Stocks inevitably rise or fall due to emotional contagion; this cycle appears unavoidable, as fervent sentiment is contagious and inevitably sows the seeds of recession when prosperity fades. Yet, for a long time, stock market indices have failed to truly reflect the health of any given industry or the prospects of any specific investment strategy.

 

Secondly,Abandon illusions; do not expect a timely rain to arrive.. The more you hope for the industry to improve rapidly, the less likely it is to do so; while additions to existing successes are common, timely relief rarely arrives. For instance, do not bet on whether there will be a policy shift in the STAR Market, the ChiNext Board, or the Beijing Stock Exchange; do not engage in speculative gaming based on specific timings or events, as history shows that such bets always result in losses.

 

Finally, shift attention away from the numerous but less significant biotech companies.Do not be deterred by the negative noise pervading the industry; instead, focus on biotech companies that are truly at the core., focusing on the most promising companies and pipelines in the industry, as well as the industry's underlying logic and fundamentals.

 

As summarized by the aforementioned industry leaders, “Some see only the risks, while others recognize the opportunities behind them; there will always be a group of entrepreneurs or investors,”They are so “blindly optimistic” that they can see opportunities in any difficult situation.。”

 

“Blind optimism” seems especially precious in difficult times.

 

Of course, we also need the continued perseverance of every practitioner.

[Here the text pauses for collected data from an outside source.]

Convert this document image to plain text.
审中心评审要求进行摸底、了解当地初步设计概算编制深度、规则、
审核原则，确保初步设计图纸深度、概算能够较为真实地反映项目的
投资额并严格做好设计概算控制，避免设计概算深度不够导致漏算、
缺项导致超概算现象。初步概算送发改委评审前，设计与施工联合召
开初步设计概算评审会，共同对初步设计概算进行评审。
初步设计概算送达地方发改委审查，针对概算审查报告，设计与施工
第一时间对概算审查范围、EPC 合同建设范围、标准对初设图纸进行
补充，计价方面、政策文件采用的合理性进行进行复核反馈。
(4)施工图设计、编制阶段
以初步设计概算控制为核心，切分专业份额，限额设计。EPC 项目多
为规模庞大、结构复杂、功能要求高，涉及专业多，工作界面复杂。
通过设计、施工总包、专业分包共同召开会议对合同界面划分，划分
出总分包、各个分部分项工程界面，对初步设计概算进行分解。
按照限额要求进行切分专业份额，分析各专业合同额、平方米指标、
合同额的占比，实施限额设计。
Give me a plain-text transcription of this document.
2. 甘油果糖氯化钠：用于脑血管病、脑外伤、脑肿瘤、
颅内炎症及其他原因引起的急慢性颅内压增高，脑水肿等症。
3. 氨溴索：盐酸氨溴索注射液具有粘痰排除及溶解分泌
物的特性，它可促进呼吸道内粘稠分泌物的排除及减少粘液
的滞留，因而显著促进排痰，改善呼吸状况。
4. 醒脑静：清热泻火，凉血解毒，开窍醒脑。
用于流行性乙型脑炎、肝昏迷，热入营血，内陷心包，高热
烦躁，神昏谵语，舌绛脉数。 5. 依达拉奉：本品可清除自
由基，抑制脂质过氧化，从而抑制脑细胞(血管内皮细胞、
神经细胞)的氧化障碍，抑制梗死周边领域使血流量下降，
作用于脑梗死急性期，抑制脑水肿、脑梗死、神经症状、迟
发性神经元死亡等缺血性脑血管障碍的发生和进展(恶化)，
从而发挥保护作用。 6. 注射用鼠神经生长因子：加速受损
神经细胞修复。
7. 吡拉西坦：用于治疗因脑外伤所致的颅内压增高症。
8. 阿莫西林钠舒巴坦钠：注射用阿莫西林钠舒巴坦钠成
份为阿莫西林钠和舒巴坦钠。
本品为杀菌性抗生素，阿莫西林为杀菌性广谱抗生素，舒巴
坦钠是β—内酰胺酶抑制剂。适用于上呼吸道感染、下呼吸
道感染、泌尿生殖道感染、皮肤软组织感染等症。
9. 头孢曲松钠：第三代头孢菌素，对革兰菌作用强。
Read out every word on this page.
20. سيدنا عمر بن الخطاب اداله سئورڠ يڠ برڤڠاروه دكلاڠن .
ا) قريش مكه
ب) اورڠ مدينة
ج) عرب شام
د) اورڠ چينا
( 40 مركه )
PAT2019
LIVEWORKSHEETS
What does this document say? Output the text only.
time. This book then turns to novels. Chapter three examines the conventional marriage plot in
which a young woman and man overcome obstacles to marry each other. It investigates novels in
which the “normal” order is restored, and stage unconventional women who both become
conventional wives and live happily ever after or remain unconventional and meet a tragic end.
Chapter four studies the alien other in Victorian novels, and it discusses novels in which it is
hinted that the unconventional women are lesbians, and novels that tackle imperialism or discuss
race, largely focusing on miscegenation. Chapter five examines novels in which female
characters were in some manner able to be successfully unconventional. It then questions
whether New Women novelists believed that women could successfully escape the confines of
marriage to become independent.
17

If you have chosen to embark on the journey of the innovative drug industry, it is surely because you recognize that biotechnology can help you achieve your ambitious goals. Therefore, through cycle after cycle, please remain steadfast in this field, especially during challenging times. Apply the lessons and experience from the past to your next project, next company, next round of financing, and next cycle, with the determination to do better.

 

“The China Pharmaceutical Innovation and Investment Conference has already held eight editions. Barring any unforeseen circumstances, the conference will once again take place in Suzhou next autumn. ‘I believe that anyone who can return to this venue next year is a winner; survival is what matters most,’ said an investor at the event.”

 

An entrepreneur who decided to launch her startup this year told VCBeat that she is enjoying her current situation. Although challenging, she feels she has gained more freedom in a certain sense compared to the “bubble” era. She also remarked, “Entrepreneurship is never easy.”

 

Yes, entrepreneurship is never easy.But don’t forget, even in the depths of winter, there are moments of sunshine.Please also believe that, just as in the classic tales of Homer’s epics, where Odysseus finally reached the shore after a long and arduous journey, entrepreneurs and enterprises that have endured the trials of harsh winters will one day welcome their moment in the sun.